Medical Education Innovator in the Limelight

The Tulane School of Medicine has honored a professor who was instrumental in redeveloping the medical curriculum to serve Tulane medical students following the evacuation of New Orleans because of Hurricane Katrina. The medical school used facilities provided by the Baylor College of Medicine in Houston for the academic year of the hurricane.

Craig Clarkson, professor of pharmacology in the School of Medicine, receives the annual Teaching Scholar Award in a ceremony on April 11. (Photo by Sally Asher)

The successful implementation of innovative and scholarly teaching approaches in the demanding field of medical pharmacology earned the School of Medicine's 2008 Teaching Scholar Award for Craig W. Clarkson, a professor of pharmacology.

Clarkson, who directs the Medical Pharmacology course and is also director of graduate studies in medical pharmacology, was presented the award at a ceremony in the atrium of the J. Bennett Johnston Building on April 11.

At the ceremony, Dr. Benjamin P. Sachs, senior vice president and dean of the School of Medicine, presented Clarkson with a plaque and a medal signifying his induction into the Health Sciences Center Society of Teaching Scholars.

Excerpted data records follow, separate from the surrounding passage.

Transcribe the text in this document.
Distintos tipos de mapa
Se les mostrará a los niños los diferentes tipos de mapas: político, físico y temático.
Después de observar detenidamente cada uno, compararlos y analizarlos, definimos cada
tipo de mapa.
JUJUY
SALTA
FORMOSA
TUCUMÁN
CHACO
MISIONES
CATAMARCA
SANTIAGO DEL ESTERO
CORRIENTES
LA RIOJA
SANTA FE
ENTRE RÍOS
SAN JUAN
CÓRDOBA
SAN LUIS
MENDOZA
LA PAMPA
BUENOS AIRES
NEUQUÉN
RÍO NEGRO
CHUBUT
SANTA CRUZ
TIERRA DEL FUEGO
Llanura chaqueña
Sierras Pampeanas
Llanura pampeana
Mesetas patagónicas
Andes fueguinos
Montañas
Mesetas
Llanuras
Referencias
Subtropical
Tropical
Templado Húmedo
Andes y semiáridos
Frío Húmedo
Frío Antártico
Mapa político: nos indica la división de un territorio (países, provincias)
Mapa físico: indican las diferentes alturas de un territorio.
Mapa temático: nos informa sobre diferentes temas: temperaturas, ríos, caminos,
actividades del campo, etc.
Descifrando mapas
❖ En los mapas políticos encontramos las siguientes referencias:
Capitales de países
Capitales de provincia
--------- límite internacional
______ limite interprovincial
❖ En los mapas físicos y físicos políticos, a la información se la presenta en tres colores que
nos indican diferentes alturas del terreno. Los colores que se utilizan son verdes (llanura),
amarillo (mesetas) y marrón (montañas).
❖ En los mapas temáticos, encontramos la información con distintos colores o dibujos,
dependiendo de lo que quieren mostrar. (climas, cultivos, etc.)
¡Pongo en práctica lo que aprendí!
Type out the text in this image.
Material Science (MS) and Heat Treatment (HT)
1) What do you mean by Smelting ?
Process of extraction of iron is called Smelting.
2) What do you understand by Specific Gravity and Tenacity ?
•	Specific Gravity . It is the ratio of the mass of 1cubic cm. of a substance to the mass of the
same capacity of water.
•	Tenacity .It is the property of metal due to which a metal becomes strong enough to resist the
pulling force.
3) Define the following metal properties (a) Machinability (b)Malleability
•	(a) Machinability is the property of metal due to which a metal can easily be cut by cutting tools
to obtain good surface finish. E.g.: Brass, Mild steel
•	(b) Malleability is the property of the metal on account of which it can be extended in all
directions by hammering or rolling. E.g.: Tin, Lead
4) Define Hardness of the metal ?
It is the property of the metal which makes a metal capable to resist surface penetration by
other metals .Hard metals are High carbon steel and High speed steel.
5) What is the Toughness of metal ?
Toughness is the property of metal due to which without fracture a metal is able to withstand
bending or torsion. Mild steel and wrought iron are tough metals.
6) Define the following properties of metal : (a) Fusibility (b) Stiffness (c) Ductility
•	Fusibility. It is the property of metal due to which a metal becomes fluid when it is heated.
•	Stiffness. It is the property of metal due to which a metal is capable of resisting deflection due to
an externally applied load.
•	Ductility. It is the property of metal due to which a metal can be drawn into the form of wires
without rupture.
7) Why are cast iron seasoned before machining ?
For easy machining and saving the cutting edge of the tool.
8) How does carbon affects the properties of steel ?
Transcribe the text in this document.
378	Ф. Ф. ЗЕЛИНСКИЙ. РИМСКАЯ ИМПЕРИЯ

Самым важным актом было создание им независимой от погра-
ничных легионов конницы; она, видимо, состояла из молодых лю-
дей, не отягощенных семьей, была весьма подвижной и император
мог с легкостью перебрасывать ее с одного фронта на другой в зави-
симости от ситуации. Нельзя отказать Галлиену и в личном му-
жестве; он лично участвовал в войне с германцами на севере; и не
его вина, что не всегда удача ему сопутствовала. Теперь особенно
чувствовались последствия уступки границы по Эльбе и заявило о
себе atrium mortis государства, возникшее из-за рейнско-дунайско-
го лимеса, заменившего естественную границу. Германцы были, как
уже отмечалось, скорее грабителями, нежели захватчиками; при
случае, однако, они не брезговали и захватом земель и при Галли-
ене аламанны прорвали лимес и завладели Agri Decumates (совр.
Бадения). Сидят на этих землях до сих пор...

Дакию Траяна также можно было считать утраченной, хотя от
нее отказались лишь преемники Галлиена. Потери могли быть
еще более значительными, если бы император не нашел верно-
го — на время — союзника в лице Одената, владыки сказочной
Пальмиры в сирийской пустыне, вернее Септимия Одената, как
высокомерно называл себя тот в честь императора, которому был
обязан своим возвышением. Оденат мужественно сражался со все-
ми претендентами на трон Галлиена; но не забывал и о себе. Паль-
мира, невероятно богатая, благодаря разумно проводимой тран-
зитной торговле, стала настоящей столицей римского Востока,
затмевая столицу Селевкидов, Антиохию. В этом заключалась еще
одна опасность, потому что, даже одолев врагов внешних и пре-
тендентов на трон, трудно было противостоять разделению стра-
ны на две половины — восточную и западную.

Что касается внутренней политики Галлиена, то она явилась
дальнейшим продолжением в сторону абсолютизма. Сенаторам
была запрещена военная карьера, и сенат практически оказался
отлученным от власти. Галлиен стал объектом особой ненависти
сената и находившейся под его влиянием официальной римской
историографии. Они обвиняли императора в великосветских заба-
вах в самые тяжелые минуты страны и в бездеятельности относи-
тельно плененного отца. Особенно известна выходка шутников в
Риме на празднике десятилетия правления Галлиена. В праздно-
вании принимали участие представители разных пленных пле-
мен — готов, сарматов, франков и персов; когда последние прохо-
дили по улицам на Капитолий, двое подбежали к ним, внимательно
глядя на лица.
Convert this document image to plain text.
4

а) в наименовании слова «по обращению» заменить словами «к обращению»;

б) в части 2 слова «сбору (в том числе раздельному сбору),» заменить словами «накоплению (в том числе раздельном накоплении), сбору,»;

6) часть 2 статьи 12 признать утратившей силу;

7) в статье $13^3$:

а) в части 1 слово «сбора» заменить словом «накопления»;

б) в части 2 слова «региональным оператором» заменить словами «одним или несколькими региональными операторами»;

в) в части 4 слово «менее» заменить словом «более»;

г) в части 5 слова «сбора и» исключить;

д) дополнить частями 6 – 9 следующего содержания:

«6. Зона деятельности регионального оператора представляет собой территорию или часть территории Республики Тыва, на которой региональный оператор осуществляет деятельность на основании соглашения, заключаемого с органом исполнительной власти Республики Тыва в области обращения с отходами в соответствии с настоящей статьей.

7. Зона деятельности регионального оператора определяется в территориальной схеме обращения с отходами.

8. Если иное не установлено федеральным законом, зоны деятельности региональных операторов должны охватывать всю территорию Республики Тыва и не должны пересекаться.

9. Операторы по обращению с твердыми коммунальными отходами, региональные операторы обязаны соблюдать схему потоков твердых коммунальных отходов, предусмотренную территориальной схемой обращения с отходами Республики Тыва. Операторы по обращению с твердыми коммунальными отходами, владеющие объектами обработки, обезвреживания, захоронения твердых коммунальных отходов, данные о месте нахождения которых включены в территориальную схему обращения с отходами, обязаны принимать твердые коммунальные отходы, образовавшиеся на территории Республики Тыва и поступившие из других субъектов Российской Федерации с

“Society membership reflects public endorsement of the member's meritorious teaching and learning and ongoing involvement in educational scholarship,” says Sachs. “Being a teacher of excellence is not something I take lightly. This is the one of most important functions that we have — educating the next generation of physicians and scientists.”

“The Teaching Scholar Award is particularly important for the School of Medicine,” says Dr. N. Kevin Krane, professor of medicine and vice dean for academic affairs at the medical school. “It is the highest award that is given for recognition for teaching. But it is more than a teaching award — it also is an award that recognizes educational scholarship as well.”

Clarkson joined the Tulane medical school faculty in 1985, and has labored since then to improve education for students. He has served on numerous faculty, thesis and degree committees, and over the past 10 years he has logged more than 700 teaching hours. Clarkson has played a central role in recent major revisions to the medical curriculum.

“One of the important recent tasks of the medical school has been to integrate the first- and second-year curricula, and Craig Clarkson has helped with that,” says Annie Daniel, assistant professor of clinical medicine and director of the Office of Medical Education. “In addition, as an ongoing process, Clarkson has introduced innovative teaching methods, many of these making use of web-based technology, including audience-response systems such as online self-assessments for students, and online lecture media (podcasts).”

A key focus of Clarkson's innovations has been to move away from the traditional academic formula of teaching by formal didactic lectures and rote memorization, according to Daniel.

“Clarkson is trying to make classes more interactive, more engaging for students, rather than just passively giving them information, having them memorize it and give it back,” she says.